TAG comments on Moral Alignment: An Idea I’m Embarrassed I Didn’t Think of Myself

TAG 19 Jun 2025 18:36 UTC
1 point
0

I have several objections to your (implied) argument. First and least—impartial morality doesn’t guarantee anything, nor does partial morality. There are no guarantees. We are in uncharted territory

OTOH, not all probabilities are equal, and a human specific value system is less likely result in extinction , relatively.

If your only goal is to survive, you will be missing a lot of big wins.

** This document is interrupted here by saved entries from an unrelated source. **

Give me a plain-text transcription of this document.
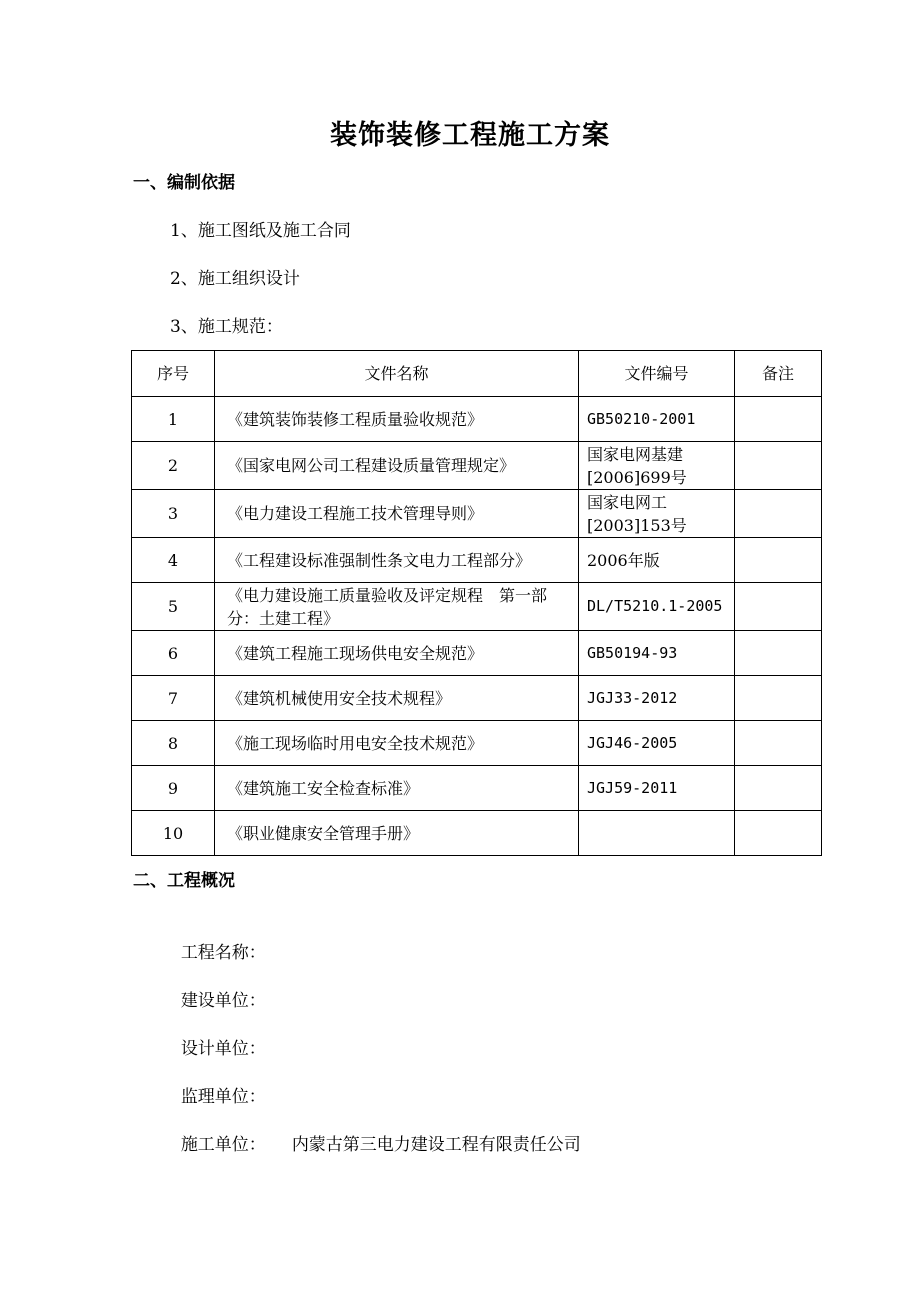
装饰装修工程施工方案
一、编制依据
1、施工图纸及施工合同
2、施工组织设计
3、施工规范：
序号	文件名称	文件编号	备注
1	《建筑装饰装修工程质量验收规范》	GB50210-2001	
2	《国家电网公司工程建设质量管理规定》	国家电网基建[2006]699号	
3	《电力建设工程施工技术管理导则》	国家电网工[2003]153号	
4	《工程建设标准强制性条文电力工程部分》	2006年版	
5	《电力建设施工质量验收及评定规程　第一部分：土建工程》	DL/T5210.1-2005	
6	《建筑工程施工现场供电安全规范》	GB50194-93	
7	《建筑机械使用安全技术规程》	JGJ33-2012	
8	《施工现场临时用电安全技术规范》	JGJ46-2005	
9	《建筑施工安全检查标准》	JGJ59-2011	
10	《职业健康安全管理手册》		
二、工程概况

工程名称：

建设单位：

设计单位：

监理单位：

施工单位： 内蒙古第三电力建设工程有限责任公司
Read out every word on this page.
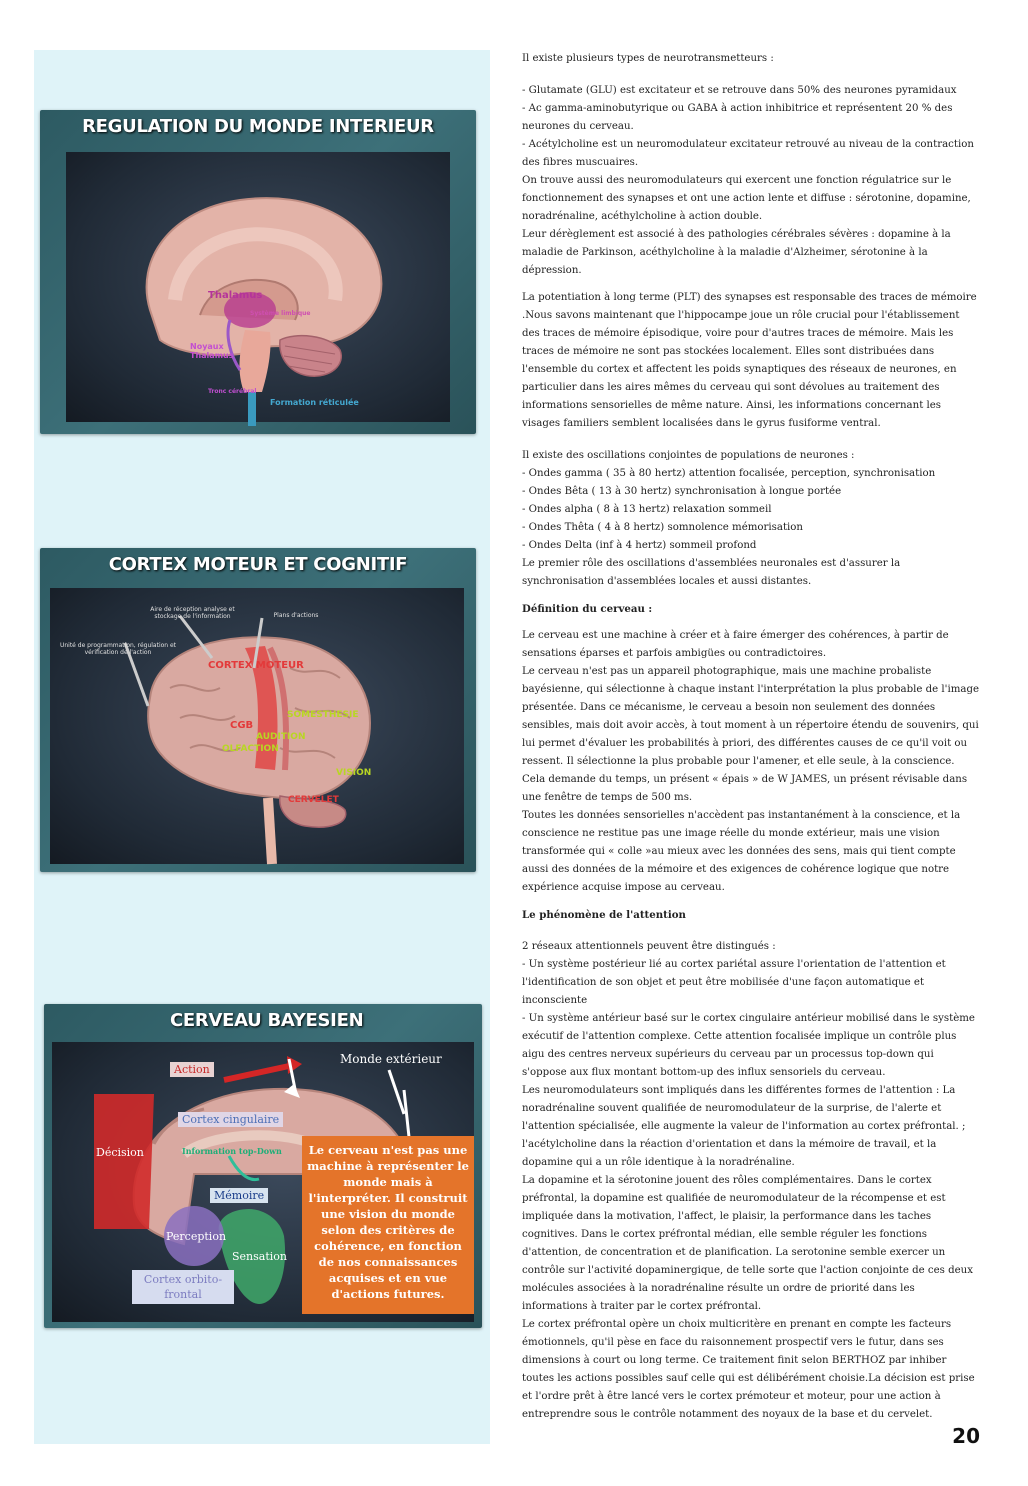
REGULATION DU MONDE INTERIEUR
Thalamus
Système limbique
Noyaux Thalamus
Tronc cérébral
Formation réticulée
CORTEX MOTEUR ET COGNITIF
Aire de réception analyse et stockage de l'information	Plans d'actions
Unité de programmation, régulation et vérification de l'action
CORTEX MOTEUR
SOMESTHESIE
CGB
AUDITION
OLFACTION
VISION
CERVELET
CERVEAU BAYESIEN
Monde extérieur
Action
Cortex cingulaire
Décision	Information top-Down
Mémoire
Perception
Sensation
Cortex orbito-frontal
Le cerveau n'est pas une machine à représenter le monde mais à l'interpréter. Il construit une vision du monde selon des critères de cohérence, en fonction de nos connaissances acquises et en vue d'actions futures.

Il existe plusieurs types de neurotransmetteurs :

- Glutamate (GLU) est excitateur et se retrouve dans 50% des neurones pyramidaux

- Ac gamma-aminobutyrique ou GABA à action inhibitrice et représentent 20 % des neurones du cerveau.

- Acétylcholine est un neuromodulateur excitateur retrouvé au niveau de la contraction des fibres muscuaires.

On trouve aussi des neuromodulateurs qui exercent une fonction régulatrice sur le fonctionnement des synapses et ont une action lente et diffuse : sérotonine, dopamine, noradrénaline, acéthylcholine à action double.

Leur dérèglement est associé à des pathologies cérébrales sévères : dopamine à la maladie de Parkinson, acéthylcholine à la maladie d'Alzheimer, sérotonine à la dépression.

La potentiation à long terme (PLT) des synapses est responsable des traces de mémoire .Nous savons maintenant que l'hippocampe joue un rôle crucial pour l'établissement des traces de mémoire épisodique, voire pour d'autres traces de mémoire. Mais les traces de mémoire ne sont pas stockées localement. Elles sont distribuées dans l'ensemble du cortex et affectent les poids synaptiques des réseaux de neurones, en particulier dans les aires mêmes du cerveau qui sont dévolues au traitement des informations sensorielles de même nature. Ainsi, les informations concernant les visages familiers semblent localisées dans le gyrus fusiforme ventral.

Il existe des oscillations conjointes de populations de neurones :

- Ondes gamma ( 35 à 80 hertz) attention focalisée, perception, synchronisation

- Ondes Bêta ( 13 à 30 hertz) synchronisation à longue portée

- Ondes alpha ( 8 à 13 hertz) relaxation sommeil

- Ondes Thêta ( 4 à 8 hertz) somnolence mémorisation

- Ondes Delta (inf à 4 hertz) sommeil profond

Le premier rôle des oscillations d'assemblées neuronales est d'assurer la synchronisation d'assemblées locales et aussi distantes.

Définition du cerveau :

Le cerveau est une machine à créer et à faire émerger des cohérences, à partir de sensations éparses et parfois ambigües ou contradictoires.

Le cerveau n'est pas un appareil photographique, mais une machine probaliste bayésienne, qui sélectionne à chaque instant l'interprétation la plus probable de l'image présentée. Dans ce mécanisme, le cerveau a besoin non seulement des données sensibles, mais doit avoir accès, à tout moment à un répertoire étendu de souvenirs, qui lui permet d'évaluer les probabilités à priori, des différentes causes de ce qu'il voit ou ressent. Il sélectionne la plus probable pour l'amener, et elle seule, à la conscience.

Cela demande du temps, un présent « épais » de W JAMES, un présent révisable dans une fenêtre de temps de 500 ms.

Toutes les données sensorielles n'accèdent pas instantanément à la conscience, et la conscience ne restitue pas une image réelle du monde extérieur, mais une vision transformée qui « colle »au mieux avec les données des sens, mais qui tient compte aussi des données de la mémoire et des exigences de cohérence logique que notre expérience acquise impose au cerveau.

Le phénomène de l'attention

2 réseaux attentionnels peuvent être distingués :

- Un système postérieur lié au cortex pariétal assure l'orientation de l'attention et l'identification de son objet et peut être mobilisée d'une façon automatique et inconsciente

- Un système antérieur basé sur le cortex cingulaire antérieur mobilisé dans le système exécutif de l'attention complexe. Cette attention focalisée implique un contrôle plus aigu des centres nerveux supérieurs du cerveau par un processus top-down qui s'oppose aux flux montant bottom-up des influx sensoriels du cerveau.

Les neuromodulateurs sont impliqués dans les différentes formes de l'attention : La noradrénaline souvent qualifiée de neuromodulateur de la surprise, de l'alerte et l'attention spécialisée, elle augmente la valeur de l'information au cortex préfrontal. ; l'acétylcholine dans la réaction d'orientation et dans la mémoire de travail, et la dopamine qui a un rôle identique à la noradrénaline.

La dopamine et la sérotonine jouent des rôles complémentaires. Dans le cortex préfrontal, la dopamine est qualifiée de neuromodulateur de la récompense et est impliquée dans la motivation, l'affect, le plaisir, la performance dans les taches cognitives. Dans le cortex préfrontal médian, elle semble réguler les fonctions d'attention, de concentration et de planification. La serotonine semble exercer un contrôle sur l'activité dopaminergique, de telle sorte que l'action conjointe de ces deux molécules associées à la noradrénaline résulte un ordre de priorité dans les informations à traiter par le cortex préfrontal.

Le cortex préfrontal opère un choix multicritère en prenant en compte les facteurs émotionnels, qu'il pèse en face du raisonnement prospectif vers le futur, dans ses dimensions à court ou long terme. Ce traitement finit selon BERTHOZ par inhiber toutes les actions possibles sauf celle qui est délibérément choisie.La décision est prise et l'ordre prêt à être lancé vers le cortex prémoteur et moteur, pour une action à entreprendre sous le contrôle notamment des noyaux de la base et du cervelet.

20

If you dont survive, you get no wins.

If you want superintelligence to be genuinely aligned, I would argue it is more valuable, safer, and more stable to align it to a broader set of values, with respect for all living things

Does that include a Do No Harm clause?
- WhatsTrueKittycat 19 Jun 2025 23:45 UTC
  2 points
  1
  Parent
  Yes, “Do no harm” is one of the ethical principles I would include in my generalized ethics. Did you honestly think it wasn’t going to be?
  
  > If you dont survive, you get no wins.
  
  Look, dude, I get that humanity’s extinction are on the table. I’m also willing to look past my fears, and consider whether a dogma of “humanity must survive at all costs” is actually the best path forward. I genuinely don’t think centering our approach on those fears would even buy us better chances on the extinction issue, for the reasons I described above and more. Even if it did, there are worse things than humanity’s extinction, and those fears would eagerly point us towards such outcomes.
  
  You don’t have to agree, but please consider the virtue of a scout mindset in such matters, or at least make an actual detailed argument for your position. As it stands you mostly seem to be trying to shut down discussion of this topic, rather than explore it.
  - TAG 20 Jun 2025 11:03 UTC
    −1 points
    −3
    Parent
    
    Yes, “Do no harm” is one of the ethical principles I would include in my generalized ethics. Did you honestly think it wasn’t going to be?
    
    I doing know you, so how would I know? Do you think an AI will fill in these unstated side-conditions correctly? Isn’t there a lot of existing literature on why that’s a bad assumption? why should a brief and vague formula be The Answer, when so many more sophisticated ones have been shot down?
    - WhatsTrueKittycat 20 Jun 2025 14:29 UTC
      3 points
      1
      Parent
      I think my previous messages made my stance on this reasonably clear, and at this point, I am beginning to question whether you are reading my messages or the OP with a healthy amount of good faith, or just reflexively arguing on the basis of “well, it wasn’t obvious to me.”
      
      My position is pretty much the exact opposite of a “brief, vague formula” being “The Answer”—I believe we need to carefully specify our values, and build a complete ethical system that serves the flourishing of all things. That means, among other things, seriously investigating human values and moral epistemology, in order to generalize our ethics ahead of time as much as possible, filling in the side conditions and desiderata to the best of our collective ability and in significant detail. I consider whether and how well we do that to be a major factor affecting the success of alignment.
      
      As I said previously, I care about the edge cases, and I care about the living things that would be explicitly excluded from consideration by your narrow focus on whether humanity survives. Not least because I think there are plenty of universes where your assumptions carry the day and humanity survives extinction, but at a monstrous and wholly avoidable cost. If you take the stance that we should be willing to sacrifice all other life on earth at the altar of humanity’s survival, I simply disagree. That undermines any ethical system we would try to put into place, and if it came to pass, would be a Pyrrhic victory and an exceptionally heartless way for humanity to step forth onto the cosmic stage. We can do better, but we have to let go of this notion that only our extinction is a tragedy worth avoiding.